I reacted with fury. “Vote Green if you want to completely ignore medical evidence and see more children pumped full of harmful drugs.” I wrote on X (formerly Twitter) in response to that awful, glib video from Garbett.
I knew at the time it would put my 37-year membership of the party in jeopardy. Numerous women in the party have already been suspended or expelled but I was not going to sit back and stay silent while leading members of the Green Party went out of their way to rubbish the Cass Review. The Green Party has also accused me, erroneously, of endorsing the Labour candidate in Brighton Pavilion. I have not, although I will admit to calling some of my erstwhile colleagues “science-denying loons”. Well, if the cap fits.

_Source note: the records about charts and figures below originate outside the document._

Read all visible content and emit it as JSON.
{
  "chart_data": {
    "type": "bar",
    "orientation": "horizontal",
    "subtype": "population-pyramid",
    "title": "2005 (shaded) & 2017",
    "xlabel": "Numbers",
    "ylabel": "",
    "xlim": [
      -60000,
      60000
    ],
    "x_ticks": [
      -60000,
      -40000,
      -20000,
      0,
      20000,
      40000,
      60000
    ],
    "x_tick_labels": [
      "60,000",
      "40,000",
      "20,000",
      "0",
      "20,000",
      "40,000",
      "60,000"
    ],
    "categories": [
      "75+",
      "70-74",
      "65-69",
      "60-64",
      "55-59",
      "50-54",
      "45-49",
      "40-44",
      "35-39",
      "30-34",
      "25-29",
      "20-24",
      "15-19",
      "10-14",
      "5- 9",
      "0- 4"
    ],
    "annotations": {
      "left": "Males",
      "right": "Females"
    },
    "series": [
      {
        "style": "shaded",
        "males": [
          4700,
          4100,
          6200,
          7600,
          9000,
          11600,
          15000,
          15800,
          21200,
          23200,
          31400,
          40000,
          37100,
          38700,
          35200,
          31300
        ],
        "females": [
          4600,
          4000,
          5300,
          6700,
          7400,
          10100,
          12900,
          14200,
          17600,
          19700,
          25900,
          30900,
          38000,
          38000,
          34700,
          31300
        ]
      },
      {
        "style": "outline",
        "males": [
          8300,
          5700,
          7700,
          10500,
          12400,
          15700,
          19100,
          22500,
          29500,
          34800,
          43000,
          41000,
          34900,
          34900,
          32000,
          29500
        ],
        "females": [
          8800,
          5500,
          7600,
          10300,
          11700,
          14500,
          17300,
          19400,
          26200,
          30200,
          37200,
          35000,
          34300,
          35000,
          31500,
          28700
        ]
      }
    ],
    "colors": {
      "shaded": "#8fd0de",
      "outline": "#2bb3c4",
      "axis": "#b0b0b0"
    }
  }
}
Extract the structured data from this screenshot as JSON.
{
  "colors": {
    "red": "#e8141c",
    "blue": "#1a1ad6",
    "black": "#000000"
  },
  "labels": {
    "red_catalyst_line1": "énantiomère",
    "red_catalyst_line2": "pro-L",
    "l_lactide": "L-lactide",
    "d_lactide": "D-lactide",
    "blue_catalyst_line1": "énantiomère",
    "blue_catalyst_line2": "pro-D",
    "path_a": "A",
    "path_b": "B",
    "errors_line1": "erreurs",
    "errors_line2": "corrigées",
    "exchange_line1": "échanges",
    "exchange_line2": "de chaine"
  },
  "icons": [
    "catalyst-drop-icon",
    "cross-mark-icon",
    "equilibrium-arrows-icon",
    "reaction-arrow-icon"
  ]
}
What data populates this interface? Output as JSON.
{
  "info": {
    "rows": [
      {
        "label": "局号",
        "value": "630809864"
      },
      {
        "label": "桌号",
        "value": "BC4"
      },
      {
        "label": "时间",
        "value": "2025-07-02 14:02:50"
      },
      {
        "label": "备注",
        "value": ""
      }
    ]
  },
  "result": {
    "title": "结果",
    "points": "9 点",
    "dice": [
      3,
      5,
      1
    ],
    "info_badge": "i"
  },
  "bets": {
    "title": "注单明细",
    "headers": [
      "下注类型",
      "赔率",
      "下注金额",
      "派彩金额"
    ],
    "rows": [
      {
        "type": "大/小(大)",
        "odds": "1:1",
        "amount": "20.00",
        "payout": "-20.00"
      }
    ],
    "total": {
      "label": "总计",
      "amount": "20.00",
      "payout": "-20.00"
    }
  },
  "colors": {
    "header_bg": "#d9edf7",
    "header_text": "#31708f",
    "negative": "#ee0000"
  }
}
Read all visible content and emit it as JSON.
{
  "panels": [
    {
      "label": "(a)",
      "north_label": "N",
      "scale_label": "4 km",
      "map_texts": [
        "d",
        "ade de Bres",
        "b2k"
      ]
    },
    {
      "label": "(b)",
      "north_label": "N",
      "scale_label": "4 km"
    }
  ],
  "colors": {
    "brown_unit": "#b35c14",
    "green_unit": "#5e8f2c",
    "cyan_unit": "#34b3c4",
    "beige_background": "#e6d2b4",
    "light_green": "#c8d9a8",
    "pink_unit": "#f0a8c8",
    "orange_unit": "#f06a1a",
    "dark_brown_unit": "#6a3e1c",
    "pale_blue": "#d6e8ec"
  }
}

I am beyond despair that the political party I’ve been a member of for decades, that has always said “trust the science” when it comes to climate change or air and river pollution, is apparently putting ideology before science when it comes to pushing untested medical treatments for children.
By suspending me this week, the Green Party perhaps hopes it can bully me into silence in the run-up to the general election. They will not succeed. Whether they decide to lift the “temporary suspension” they have slapped on me or expel me on a more permanent basis, I will not stop speaking out on this grotesque medical scandal that has harmed many vulnerable young people and harmed the credibility of the political movement I’ve spent most of my life fighting for.